One of my favorites with this was watching them work with the DIY slime. The project itself is to make a thick goop using common household products — borax, water, white glue, and a few others. Mix it up and you’ve got a stretchy, taffy-like material that perfectly displays non-newtonian qualities. Pull it slowly and it elongates into a dangling rope of goo; yank it quickly and it snaps apart.

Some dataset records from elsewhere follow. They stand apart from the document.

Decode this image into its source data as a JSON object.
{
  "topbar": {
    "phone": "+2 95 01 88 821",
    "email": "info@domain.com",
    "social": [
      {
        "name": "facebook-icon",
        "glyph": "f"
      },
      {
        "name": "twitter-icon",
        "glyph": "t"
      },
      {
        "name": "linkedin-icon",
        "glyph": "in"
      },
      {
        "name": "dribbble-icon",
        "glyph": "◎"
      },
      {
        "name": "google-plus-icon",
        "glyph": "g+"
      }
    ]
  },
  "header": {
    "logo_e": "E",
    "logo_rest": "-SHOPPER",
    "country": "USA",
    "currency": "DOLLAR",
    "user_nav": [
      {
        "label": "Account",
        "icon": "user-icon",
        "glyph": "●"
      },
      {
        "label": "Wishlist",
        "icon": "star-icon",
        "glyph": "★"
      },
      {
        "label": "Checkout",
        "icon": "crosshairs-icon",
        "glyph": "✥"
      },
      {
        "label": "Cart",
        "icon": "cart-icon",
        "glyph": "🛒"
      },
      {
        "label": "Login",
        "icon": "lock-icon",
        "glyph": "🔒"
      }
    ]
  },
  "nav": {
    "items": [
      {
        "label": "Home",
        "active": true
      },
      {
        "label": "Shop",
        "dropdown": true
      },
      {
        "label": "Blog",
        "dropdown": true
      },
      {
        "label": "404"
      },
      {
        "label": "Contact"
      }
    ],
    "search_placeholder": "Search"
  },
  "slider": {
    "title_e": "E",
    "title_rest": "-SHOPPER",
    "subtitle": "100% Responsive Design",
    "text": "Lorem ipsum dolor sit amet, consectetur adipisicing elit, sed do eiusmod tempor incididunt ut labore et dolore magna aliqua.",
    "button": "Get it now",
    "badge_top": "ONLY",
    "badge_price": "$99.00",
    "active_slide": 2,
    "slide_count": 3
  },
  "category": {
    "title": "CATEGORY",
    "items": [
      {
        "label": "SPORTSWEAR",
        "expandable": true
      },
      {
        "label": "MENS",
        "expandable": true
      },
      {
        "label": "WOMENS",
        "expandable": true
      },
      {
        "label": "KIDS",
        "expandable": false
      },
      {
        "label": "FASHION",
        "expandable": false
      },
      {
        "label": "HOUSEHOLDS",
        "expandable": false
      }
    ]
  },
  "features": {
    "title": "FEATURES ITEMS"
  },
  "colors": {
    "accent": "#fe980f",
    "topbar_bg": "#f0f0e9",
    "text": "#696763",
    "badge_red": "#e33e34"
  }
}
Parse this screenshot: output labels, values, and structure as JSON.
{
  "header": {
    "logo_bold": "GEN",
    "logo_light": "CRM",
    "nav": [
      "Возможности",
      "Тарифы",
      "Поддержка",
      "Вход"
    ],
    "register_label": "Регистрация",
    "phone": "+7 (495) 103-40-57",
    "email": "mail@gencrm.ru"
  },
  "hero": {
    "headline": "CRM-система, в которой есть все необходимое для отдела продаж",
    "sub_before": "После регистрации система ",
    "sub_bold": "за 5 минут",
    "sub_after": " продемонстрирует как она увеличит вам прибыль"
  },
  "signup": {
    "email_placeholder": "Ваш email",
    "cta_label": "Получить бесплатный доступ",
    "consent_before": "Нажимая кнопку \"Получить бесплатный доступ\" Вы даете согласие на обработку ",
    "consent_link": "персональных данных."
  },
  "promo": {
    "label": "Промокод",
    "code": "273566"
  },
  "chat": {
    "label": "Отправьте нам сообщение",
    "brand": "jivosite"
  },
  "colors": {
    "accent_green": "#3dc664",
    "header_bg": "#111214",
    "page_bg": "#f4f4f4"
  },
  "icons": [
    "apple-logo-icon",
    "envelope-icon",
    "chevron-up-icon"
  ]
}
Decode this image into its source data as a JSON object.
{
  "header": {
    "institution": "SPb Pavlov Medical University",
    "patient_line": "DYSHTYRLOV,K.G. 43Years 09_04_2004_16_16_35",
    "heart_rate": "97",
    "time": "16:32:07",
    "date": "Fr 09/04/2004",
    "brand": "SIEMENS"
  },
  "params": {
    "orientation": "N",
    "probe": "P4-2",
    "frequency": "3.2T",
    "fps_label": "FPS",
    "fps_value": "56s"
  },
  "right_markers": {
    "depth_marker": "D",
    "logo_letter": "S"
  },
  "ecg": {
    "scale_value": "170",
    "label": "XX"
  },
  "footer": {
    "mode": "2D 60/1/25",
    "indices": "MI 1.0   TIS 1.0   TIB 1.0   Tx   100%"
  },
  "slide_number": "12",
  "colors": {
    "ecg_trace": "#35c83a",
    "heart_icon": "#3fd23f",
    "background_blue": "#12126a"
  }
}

What the kids discovered, however, is that if you insert a straw (sourced from the Strawbees activity), and fold the slime around it to make a small air pocket, you can blow a slime bubble of seriously impressive size. Like, twice the size of a child’s head. The enthusiasm around this spread infectiously through all the kids, and suddenly each was trying to outdo the others with their slime bubbles.

bubbles

And that’s the magic of Maker Camp. Kids — and adults too! — inherently love being hands-on with projects. We’re tempted every day with phones and tablets and TV screens, devices that have their value for education, but also have their pitfalls for making us passive content consumers. But give kids a variety of projects to work on, and the freedom to explore, and they grab on and make. They learn through feel, through trial and error, through experimentation, and by simply stumbling across unexpected discovery.

This is exactly why we do Maker Camp. It’s powerful, and it can change lives. And it’s why I’m so glad I got to visit Chimera and see the kids embracing it all.